Comment pourrai je savoir que c’est de tes larmes toute cette eau
Comment pourrai je dire toutes les larmes qui coulent chez moi
Que le ciel est si gris que ces ombres l’ont chassé

Tu m’accompagnais souvent là bas pourtant
Et tu savais qu’il y avait d’autres gens que j’aimais
Que c’était en permanence cha-cha
Que l’ombre était solitaire et noire
Comme les touches de ce piano

Une chanson triste
Comme les étoiles qui tombent dans tes yeux
Une chanson triste
Comme cette étrange amitié qui s’écroule là

Je le savais bien depuis longtemps
Les aromes de tes sourires ont maintenant le poids du désespoir
Je te ne te vois presque plus
Comment pourrai je mieux t’aimer
Que te donner ces ailes que j’ai portées

Une chanson triste
Comme les images que tu me laisses
Une chanson triste
Comme la fraîcheur de tes baisers.

Pant 2004-07-06

4 réflexions sur « Une chanson triste »

  1. c’est triste… comme une fin qu’on ne désire pas et qui pourtant est inexorable… comme l’eau qui coule dans les mains et qu’on ne peut retenir… comme le sable qui se déplace sous les coups du vent et qui transforme les dunes du paysage des amitiés, des amours

    C’est triste et pourtant la nostalgie qui s’en dégage est douce, si douce, que je ne peux imaginez de lire un jour le mot fin….

    bises gentil poète

  2. …et quand vas-tu abandonner cette triste pelisse, quand vas-tu enfin t’éveiller à ce qui est doux derrière l’a-mer, quand vas-tu sourire, rire, devenir léger comme des rires de fêtes foraines, pas longtemps, juste un instant…ne laisses pas filer ta vie dans le noir, reviens vers la lumière; je refuse de penser qu’on ne nous a fait que pour souffrir, si tel etait le cas nous n’aurions pas des rires plein le coeur parfois…Nous avons tous des tas de raisons d’être tristes mais aussi des tas de raisons d’être gais. La Vie est si brêve, si brêve, si brêve….qu’il faut comprendre sans aucun doute mais aussi partager les sourires juste pour donner de la joie, du bonheur.

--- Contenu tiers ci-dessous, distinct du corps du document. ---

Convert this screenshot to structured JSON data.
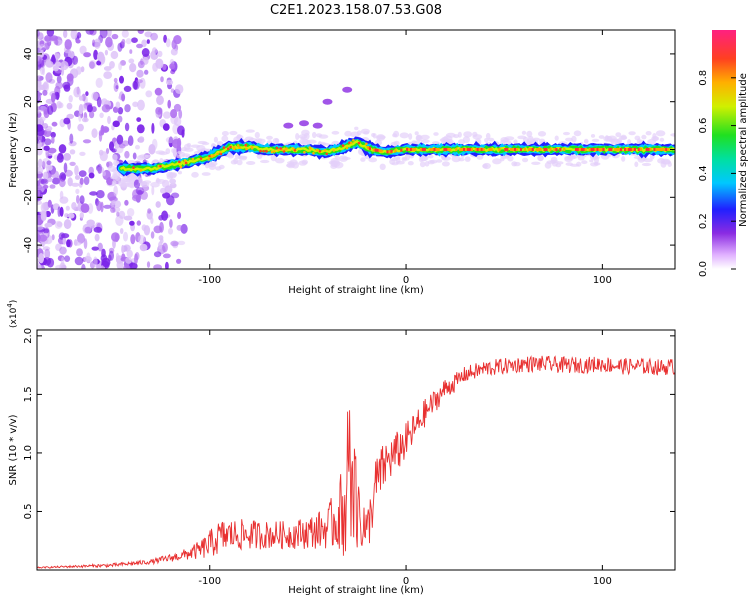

    Les gens qui t’aiment reviendront toujours vers toi, même s’ils s’eloignent un instant, et ceux qui ne reviennent pas ne meritent pas tes larmes…

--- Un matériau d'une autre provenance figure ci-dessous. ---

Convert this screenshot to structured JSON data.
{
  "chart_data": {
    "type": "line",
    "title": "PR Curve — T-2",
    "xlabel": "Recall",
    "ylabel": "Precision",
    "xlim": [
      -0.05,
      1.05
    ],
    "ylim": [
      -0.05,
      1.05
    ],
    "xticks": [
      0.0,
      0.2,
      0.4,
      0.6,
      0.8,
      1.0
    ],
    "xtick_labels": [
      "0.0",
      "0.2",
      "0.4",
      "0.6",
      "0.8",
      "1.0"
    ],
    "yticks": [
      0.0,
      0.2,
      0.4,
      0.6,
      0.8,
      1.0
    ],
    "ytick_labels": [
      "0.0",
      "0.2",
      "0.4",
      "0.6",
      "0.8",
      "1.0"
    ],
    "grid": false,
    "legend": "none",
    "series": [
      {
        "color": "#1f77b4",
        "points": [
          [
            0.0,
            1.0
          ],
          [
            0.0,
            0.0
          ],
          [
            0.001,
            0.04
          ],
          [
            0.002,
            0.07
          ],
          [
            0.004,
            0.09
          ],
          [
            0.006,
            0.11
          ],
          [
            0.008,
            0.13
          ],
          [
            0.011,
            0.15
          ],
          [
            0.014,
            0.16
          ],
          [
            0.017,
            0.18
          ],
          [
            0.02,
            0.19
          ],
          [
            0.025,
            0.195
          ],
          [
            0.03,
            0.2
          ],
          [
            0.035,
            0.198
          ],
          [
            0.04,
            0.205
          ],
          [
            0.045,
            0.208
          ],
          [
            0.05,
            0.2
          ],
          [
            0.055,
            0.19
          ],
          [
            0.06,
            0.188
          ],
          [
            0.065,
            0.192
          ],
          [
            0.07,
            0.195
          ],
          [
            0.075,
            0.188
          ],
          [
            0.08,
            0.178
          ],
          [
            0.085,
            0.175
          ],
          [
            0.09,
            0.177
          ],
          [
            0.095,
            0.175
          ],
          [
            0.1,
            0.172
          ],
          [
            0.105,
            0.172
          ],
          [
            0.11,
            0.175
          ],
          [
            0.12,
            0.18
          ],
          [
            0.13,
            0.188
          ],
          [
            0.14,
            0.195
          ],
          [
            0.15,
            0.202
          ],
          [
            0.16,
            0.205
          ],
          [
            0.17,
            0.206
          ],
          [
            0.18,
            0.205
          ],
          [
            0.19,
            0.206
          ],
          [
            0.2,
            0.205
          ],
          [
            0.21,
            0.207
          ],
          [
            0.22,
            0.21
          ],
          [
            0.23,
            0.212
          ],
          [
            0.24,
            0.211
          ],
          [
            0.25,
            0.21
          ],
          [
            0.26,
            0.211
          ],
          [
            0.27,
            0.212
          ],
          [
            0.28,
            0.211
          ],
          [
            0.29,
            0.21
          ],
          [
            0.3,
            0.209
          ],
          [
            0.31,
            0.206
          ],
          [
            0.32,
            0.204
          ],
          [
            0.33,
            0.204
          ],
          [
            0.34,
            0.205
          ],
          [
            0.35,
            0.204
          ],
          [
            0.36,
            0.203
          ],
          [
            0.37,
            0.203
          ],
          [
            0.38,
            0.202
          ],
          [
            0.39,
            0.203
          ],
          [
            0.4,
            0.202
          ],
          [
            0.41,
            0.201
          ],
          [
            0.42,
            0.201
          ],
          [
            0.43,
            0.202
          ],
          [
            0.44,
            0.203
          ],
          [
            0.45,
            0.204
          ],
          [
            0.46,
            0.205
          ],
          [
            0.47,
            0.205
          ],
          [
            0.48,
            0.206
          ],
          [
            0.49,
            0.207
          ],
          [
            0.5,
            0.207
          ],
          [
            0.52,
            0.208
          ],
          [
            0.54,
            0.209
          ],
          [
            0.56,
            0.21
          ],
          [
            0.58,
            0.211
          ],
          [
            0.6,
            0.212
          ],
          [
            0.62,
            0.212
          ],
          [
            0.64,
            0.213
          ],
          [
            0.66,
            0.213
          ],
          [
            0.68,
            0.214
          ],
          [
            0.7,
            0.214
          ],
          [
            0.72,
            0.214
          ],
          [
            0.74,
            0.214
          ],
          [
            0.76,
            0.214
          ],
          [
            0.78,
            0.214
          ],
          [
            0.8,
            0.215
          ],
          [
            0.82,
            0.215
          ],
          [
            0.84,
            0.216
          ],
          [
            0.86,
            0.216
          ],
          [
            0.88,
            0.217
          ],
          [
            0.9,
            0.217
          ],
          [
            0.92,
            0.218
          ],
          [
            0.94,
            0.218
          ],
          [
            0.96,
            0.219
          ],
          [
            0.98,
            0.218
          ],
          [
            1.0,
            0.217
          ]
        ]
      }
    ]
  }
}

    Je t’aime frêre et je reste près de toi.

    Chris

  3. La tristesse des mots est pure promesse et dure caresse pour qui la vécue.

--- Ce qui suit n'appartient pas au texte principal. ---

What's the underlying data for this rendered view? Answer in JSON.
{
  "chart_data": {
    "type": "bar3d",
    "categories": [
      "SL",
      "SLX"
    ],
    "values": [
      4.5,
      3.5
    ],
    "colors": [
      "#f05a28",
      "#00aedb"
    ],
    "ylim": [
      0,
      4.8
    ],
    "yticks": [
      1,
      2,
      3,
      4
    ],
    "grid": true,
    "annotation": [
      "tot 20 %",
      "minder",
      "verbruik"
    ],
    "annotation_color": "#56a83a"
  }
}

    La vie accroche ces vagues sans retour, marées condamnées a rester hautes aux seuls poétes qui comprennent que l’amour se vit a tous les temps, et
    que jamais rien ne disparaît. Le coeur est lourd, l’incarnat qui le pare est la couleur profonde des aédes eternels.

    Merci a toi qui traverses nos âmes trébuchantes sur le chemin, qui… grâce a toi se pave de lumière.